The summer break is over, and many people are starting to return to their usual routine, including music practice. A rest is no bad thing, and the principles of ‘spaced learning’ and ‘spaced retrieval practice’ are becoming more and more commonplace in schools seeking to increase the speed of learning. The work of Dr Bjork and others at UCLA also suggests there is a benefit in allowing some time to forget something. If it feels a bit hard to remember later, you get a bonus to how well you learn it next time around.
Taking some time off can also freshen up people’s determination to learn, and even though there is a dip in performance when you restart, your refreshed rate of learning means you soon outstrip the point that you left off.
One of the problems faced by reed musicians is squeaking. Squeaking is a common problem on wind instruments. It can be very frustrating during practice, and embarrassing when it happens in a concert, exam or performance.
The good news is that squeaks can usually be corrected quite easily, and the risk of them reduced massively. Here are my top tips:
1. CHECK YOUR REED:
How is my reed positioned?
This is often the problem, especially if you are rushing to get set up at the start of the lesson. If the reed is wonky then there is a higher likelihood of squeaking or if the student’s bottom teeth are touching the reed.
Is the reed wet enough?
Give the reed a good suck before you place it on the mouthpiece or leave it in a cup of water for about 5 minutes.
Is the reed broken?
You should discard a broken reed. Even if it used to be a lovely reed, it won’t sound the same after you split it. If you find you’re getting through a lot of reeds, synthetic ones are more durable (but you still need to take care of them!
Is it a brand-new reed?
Make sure it is wet enough or it will be hard to blow and then encourage overblowing. You should have a few reeds that you’ve ‘broken in’ by playing them for a few minutes over a few days. I often find that students only have one reed in their case. Not only does this mean that they’re in trouble if it breaks or warps, but it also means they aren’t keeping some reeds readily broken in.

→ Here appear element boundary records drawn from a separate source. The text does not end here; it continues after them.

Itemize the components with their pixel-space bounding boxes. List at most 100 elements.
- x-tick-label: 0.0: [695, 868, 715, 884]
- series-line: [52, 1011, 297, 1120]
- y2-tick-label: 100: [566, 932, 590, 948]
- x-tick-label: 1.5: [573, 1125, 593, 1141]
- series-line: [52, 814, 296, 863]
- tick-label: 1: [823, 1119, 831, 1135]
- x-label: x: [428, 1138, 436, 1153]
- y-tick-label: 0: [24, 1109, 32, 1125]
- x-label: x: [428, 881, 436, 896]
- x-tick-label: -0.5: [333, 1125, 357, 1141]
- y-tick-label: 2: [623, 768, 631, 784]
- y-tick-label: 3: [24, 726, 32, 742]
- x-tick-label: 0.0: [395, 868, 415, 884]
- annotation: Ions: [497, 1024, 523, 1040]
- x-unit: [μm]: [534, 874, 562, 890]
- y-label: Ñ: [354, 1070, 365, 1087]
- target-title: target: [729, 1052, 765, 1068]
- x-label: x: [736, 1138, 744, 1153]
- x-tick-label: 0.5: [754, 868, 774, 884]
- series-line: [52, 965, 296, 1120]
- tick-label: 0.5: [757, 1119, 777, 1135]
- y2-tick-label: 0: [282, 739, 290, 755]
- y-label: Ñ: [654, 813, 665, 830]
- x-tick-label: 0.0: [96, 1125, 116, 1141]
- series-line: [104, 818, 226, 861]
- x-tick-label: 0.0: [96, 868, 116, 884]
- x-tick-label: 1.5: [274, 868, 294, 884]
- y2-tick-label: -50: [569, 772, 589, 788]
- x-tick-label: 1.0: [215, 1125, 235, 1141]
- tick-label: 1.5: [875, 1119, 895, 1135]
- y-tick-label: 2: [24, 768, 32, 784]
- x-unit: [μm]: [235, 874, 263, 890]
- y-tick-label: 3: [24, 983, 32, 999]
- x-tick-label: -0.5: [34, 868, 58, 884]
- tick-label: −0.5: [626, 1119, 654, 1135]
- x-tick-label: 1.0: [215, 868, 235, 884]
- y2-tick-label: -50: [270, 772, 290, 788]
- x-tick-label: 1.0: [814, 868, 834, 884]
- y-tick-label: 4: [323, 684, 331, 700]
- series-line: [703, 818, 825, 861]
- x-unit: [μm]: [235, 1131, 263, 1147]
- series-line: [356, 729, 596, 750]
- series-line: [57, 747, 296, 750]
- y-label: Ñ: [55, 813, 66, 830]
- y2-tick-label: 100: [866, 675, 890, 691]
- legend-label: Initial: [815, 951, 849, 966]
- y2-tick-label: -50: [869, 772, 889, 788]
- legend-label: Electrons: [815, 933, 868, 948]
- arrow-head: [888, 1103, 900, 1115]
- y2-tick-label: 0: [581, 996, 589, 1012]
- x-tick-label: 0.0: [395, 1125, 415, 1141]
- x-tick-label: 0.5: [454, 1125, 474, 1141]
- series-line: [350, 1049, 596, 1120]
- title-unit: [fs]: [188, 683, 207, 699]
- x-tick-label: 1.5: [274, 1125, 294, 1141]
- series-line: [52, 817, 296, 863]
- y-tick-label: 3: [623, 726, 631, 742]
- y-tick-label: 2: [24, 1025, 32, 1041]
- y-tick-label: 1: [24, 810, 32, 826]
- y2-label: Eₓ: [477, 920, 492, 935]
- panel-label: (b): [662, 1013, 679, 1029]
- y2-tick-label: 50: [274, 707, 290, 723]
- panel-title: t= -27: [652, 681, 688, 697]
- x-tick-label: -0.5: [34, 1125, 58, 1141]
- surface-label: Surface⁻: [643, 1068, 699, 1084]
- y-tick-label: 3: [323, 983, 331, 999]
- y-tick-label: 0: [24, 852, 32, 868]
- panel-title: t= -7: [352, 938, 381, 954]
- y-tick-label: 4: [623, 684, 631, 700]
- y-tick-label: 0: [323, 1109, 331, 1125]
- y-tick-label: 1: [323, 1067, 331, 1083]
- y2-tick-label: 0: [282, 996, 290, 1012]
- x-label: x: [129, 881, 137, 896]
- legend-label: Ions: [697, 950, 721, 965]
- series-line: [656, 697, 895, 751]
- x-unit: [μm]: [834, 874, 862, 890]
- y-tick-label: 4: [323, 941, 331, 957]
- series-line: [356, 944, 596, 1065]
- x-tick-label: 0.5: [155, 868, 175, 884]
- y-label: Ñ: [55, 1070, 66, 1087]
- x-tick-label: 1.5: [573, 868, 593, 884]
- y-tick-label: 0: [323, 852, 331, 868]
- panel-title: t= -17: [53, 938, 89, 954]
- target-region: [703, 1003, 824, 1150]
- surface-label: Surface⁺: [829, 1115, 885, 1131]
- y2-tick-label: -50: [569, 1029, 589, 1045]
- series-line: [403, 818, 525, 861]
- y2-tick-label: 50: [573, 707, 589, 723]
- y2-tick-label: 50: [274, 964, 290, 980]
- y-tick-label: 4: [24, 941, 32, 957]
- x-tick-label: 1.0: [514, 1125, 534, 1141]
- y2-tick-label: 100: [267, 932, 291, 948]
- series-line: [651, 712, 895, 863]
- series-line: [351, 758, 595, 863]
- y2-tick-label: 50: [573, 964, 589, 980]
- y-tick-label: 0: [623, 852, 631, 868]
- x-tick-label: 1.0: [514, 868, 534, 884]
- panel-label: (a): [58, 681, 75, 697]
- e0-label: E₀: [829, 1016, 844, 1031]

2. Try not to OVERBLOW into your instrument. Too much air at once can cause the instrument to produce an overtone and a squeak. Keep the air flow fast, but under control to get a good even sound.
3. Make sure you are not putting too much tension on the MOUTHPIECE – you should not be biting as excess pressure will cause squeaks. Go and read my blog on embouchure for more information.
4. Do not put too much of the mouthpiece into your mouth. You should have about a third of the mouthpiece in your mouth. Also, have a talk to your teacher if you’re playing the mouthpiece that came with your instrument, or that you’ve been playing for a long time. Sometimes the supplied mouthpieces are hard to play well, or perhaps you’ve outgrown it. Some mouthpieces are harder to play without squeaking. For example, ones with wider tip openings and are designed for more experienced players who want to achieve a particular effect.
5. Check your finger positioning: if you accidentally hit another key then this might cause a squeak or if you are allowing some air to escape through the holes. On a clarinet, you might not be properly covering the holes.
6. Check your ARTICULATION – it could be that you are not tonguing your notes correctly then this can cause the instrument to squeak.
7. Service your instrument about every eighteen months. The pads and springs sometimes deteriorate, affecting tone and causing squeaks. This is often easily identified by the fact that only one note is squeaking, but the mechanisms could affect a whole lot of notes.
The last thing to say is that squeaks are very common indeed. Don’t let them frustrate you too much, and don’t try to contort your mouth into strange or uncomfortable shapes. Often, students try to find a way that prevents squeaking, but unfortunately ruins their tone or completely distracts from playing fluently.
If a squeak is not down to the instrument (which you can check if somebody else plays it without squeaking... although perhaps don’t do this during a pandemic) then it is down to your playing, and you have the control and skills to learn how to fix it. Take some of your lesson time to get feedback from your teacher as you try playing it a few different ways, and hopefully you will rapidly consign these annoying things to the past.